Nagas and India will remain two separate entities : Thuingaleng Muivah-II
The readers must have read the news of this interview on October 17 and many would have seen the interview (recorded or live on October 16) of the interview. Nevertheless the full transcript of the interview which is long, very long, is being reproduced here courtesy The Wire. The interview will be serialised and we hope the readers enjoy it and gain an insight on the subject.
On October 16, in an interview to Karan Thapar for The Wire, the general secretary of the National Socialist Council of Nagalim (Isak-Muivah) Thuingaleng Muivah revealed that there are still sharp differences that are separating the NSCN from the Indian government. He repeatedly and forcefully said that the Nagas will never be part of the Indian Union nor will they accept India’s constitution.
He said there could be no compromise on the NSCN’s insistence on a Naga flag and Naga Constitution. “We have stood our ground on these two non-negotiable issues and we shall continue to stand till the last man standing”, he said. Muivah added that Naga organisations like the Naga National Political Groups or several civil society organisations, who are not insisting on a separate flag and Constitution, are “traitors”.
In a 55-minute interview, the 86-year-old Muivah also sharply criticised RN Ravi, the Interlocutor and Nagaland Governor. He says Ravi has “betrayed” the NSCN. He said “he has thrown us away” and that he was acting at the behest of the Home Ministry.
The following is a transcript of the interview, edited lightly for clarity and style.KT : So, you’re saying, on the flag and on the Constitution there is no compromise. You insist you have to have both ?
TM : Yes. Now, allow me to say this. Since Indians have also agreed our sovereign right, our history being unique, yes. Then they said, “Yes you’re right, Nagas have rights. But Indians have difficulties, their own difficulties, and how to solve this?” That is what they started talking. So, we started talking, among the Nagas ourselves, “Since Indians have recognised our rights, our history, and our sovereign right also, we must also try to appreciate their difficulties.”
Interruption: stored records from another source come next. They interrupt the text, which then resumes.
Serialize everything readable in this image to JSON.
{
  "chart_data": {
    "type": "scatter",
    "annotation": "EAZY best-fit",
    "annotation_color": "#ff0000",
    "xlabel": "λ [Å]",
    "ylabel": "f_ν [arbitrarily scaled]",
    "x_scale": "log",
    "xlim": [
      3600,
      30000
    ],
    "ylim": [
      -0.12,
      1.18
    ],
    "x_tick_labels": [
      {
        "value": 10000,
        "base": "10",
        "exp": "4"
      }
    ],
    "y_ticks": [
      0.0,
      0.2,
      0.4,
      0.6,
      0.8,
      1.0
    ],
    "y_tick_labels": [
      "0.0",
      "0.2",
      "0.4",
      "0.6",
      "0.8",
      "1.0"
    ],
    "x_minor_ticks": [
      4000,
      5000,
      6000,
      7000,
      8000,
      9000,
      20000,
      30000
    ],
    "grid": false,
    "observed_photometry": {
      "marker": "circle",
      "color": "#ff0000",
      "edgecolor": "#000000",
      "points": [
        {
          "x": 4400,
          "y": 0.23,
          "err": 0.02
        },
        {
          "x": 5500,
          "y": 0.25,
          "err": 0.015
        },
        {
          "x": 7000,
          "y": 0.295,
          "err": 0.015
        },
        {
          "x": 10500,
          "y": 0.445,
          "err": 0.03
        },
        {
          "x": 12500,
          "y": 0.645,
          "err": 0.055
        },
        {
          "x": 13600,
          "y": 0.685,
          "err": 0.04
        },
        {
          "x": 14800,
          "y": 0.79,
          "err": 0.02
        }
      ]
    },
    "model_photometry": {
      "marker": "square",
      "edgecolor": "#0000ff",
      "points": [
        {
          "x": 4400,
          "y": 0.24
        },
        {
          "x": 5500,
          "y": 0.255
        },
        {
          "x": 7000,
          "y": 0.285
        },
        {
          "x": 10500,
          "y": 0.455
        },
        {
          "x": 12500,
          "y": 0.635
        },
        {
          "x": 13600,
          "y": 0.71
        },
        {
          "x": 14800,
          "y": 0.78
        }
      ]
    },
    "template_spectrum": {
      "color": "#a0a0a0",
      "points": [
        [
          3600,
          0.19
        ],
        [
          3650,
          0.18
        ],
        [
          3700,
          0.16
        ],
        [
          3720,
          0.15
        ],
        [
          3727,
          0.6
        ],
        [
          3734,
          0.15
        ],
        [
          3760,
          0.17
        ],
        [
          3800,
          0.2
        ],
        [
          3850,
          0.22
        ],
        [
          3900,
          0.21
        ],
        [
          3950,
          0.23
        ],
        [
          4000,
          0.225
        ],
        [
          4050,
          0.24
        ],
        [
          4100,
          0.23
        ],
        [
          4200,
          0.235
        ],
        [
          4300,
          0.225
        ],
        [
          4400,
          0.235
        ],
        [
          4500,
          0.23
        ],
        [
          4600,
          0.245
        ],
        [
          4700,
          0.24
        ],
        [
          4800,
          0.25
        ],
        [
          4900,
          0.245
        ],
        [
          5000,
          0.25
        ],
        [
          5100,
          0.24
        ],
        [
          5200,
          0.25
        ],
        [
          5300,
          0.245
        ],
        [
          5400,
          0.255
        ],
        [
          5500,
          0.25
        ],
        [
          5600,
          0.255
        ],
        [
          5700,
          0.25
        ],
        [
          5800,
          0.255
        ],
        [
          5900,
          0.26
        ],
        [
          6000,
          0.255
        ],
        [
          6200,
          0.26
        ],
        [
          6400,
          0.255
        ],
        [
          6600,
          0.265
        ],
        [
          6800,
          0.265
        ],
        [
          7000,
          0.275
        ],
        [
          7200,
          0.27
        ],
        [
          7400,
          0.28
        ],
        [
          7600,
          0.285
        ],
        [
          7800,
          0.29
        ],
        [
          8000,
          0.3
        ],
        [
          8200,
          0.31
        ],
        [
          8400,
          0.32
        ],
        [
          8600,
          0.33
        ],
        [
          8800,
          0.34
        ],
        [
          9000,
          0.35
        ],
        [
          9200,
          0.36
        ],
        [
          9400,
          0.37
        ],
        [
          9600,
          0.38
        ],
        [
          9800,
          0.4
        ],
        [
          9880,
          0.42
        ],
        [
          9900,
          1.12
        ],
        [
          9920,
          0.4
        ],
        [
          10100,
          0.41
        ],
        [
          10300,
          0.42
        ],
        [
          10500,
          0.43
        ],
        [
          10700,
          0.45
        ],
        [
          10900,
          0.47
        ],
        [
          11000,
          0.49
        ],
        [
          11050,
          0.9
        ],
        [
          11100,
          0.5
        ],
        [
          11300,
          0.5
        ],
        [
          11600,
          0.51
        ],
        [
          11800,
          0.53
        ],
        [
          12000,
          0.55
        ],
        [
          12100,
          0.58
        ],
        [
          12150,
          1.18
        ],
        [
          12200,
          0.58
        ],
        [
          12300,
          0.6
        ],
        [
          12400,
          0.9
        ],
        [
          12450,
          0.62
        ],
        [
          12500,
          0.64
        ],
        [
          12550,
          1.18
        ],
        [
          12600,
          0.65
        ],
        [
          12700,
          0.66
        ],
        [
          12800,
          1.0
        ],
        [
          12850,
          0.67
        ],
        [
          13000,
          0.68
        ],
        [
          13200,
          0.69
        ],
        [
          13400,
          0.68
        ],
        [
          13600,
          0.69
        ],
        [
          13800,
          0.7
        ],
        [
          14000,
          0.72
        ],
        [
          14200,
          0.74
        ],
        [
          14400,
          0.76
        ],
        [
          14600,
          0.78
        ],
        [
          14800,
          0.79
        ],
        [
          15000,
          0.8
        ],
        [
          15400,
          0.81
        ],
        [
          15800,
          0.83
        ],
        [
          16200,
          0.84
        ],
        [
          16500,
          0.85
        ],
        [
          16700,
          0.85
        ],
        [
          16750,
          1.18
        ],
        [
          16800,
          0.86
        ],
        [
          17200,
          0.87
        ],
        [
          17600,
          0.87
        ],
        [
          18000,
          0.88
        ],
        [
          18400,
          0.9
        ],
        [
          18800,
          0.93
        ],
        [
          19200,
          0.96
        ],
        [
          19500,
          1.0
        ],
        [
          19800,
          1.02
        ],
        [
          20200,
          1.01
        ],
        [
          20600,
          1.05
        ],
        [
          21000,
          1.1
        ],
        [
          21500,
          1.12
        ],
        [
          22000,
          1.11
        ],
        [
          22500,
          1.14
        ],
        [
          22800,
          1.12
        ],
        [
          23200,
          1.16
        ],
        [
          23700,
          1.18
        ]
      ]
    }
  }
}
This must be done. Why ? To come closer to each other. That must be done. That was the step we took and after some months, approvals came from your side, openly declaring : On the basis of shared sovereignty, we have to seek a solution. We have to seek a solution on the basis of shared sovereignty.
KT : I want to talk to you about shared sovereignty. I first spoke to you about the flag and Constitution and you made it clear that because Nagas have a unique history, they should have a unique solution. That unique solution is a flag and Constitution; what has happened to Jammu and Kashmir cannot apply to Nagas. Let’s now come to the second issue which is this question of shared sovereignty.
The Framework Agreement of August 2015, between the NSCN and the Indian Government, speaks of sharing the sovereign power and refers to the Government of India and the NSCN as two entities. Explain to me how do you, how does the NSCN, understand the term ‘sharing the sovereign power’?
TM : Yes, because our history is clear, we are sovereign people. Our history is clear, we were not under anyone. So, our sovereignty is ours. Because history should lay clear.
KT : But what does the term ‘sharing sovereign power’ mean to the NSCN ? How do you interpret it ?
TM : Since that is the proposal coming from your side, we also took the step they have taken seriously. Since they have recognised the unique history of the Nagas and our sovereignty also, we must also try and understand them. That is the step we took, okay ? So, Indians will have to understand this. So, when the Indian authorities, some of them openly said that, “Well, Indians will have to share their sovereignty with Nagas, and the Nagas will have also share their sovereignty with India.” That must be the way to seek solution. That is the idea they started talking. Sharing with us. Okay, if it is so, since they have also become more rational, starting to respect the Nagas. We also took a positive step to understand and appreciate that.
KT : I understand. Both sides, you’re saying, need to share sovereignty with each other. “The Nagas will share sovereignty with the Indians and the Indians will share sovereignty with the Nagas”. That I understand. But let me quote to you what you said on the fourteenth of August last year and, for the sake of the audience, I’ll point out your organisation considers August 14 as the Naga independence day. Now, this is what you said, I’m quoting, “The Nagas will coexist with India, sharing sovereign powers as agreed.”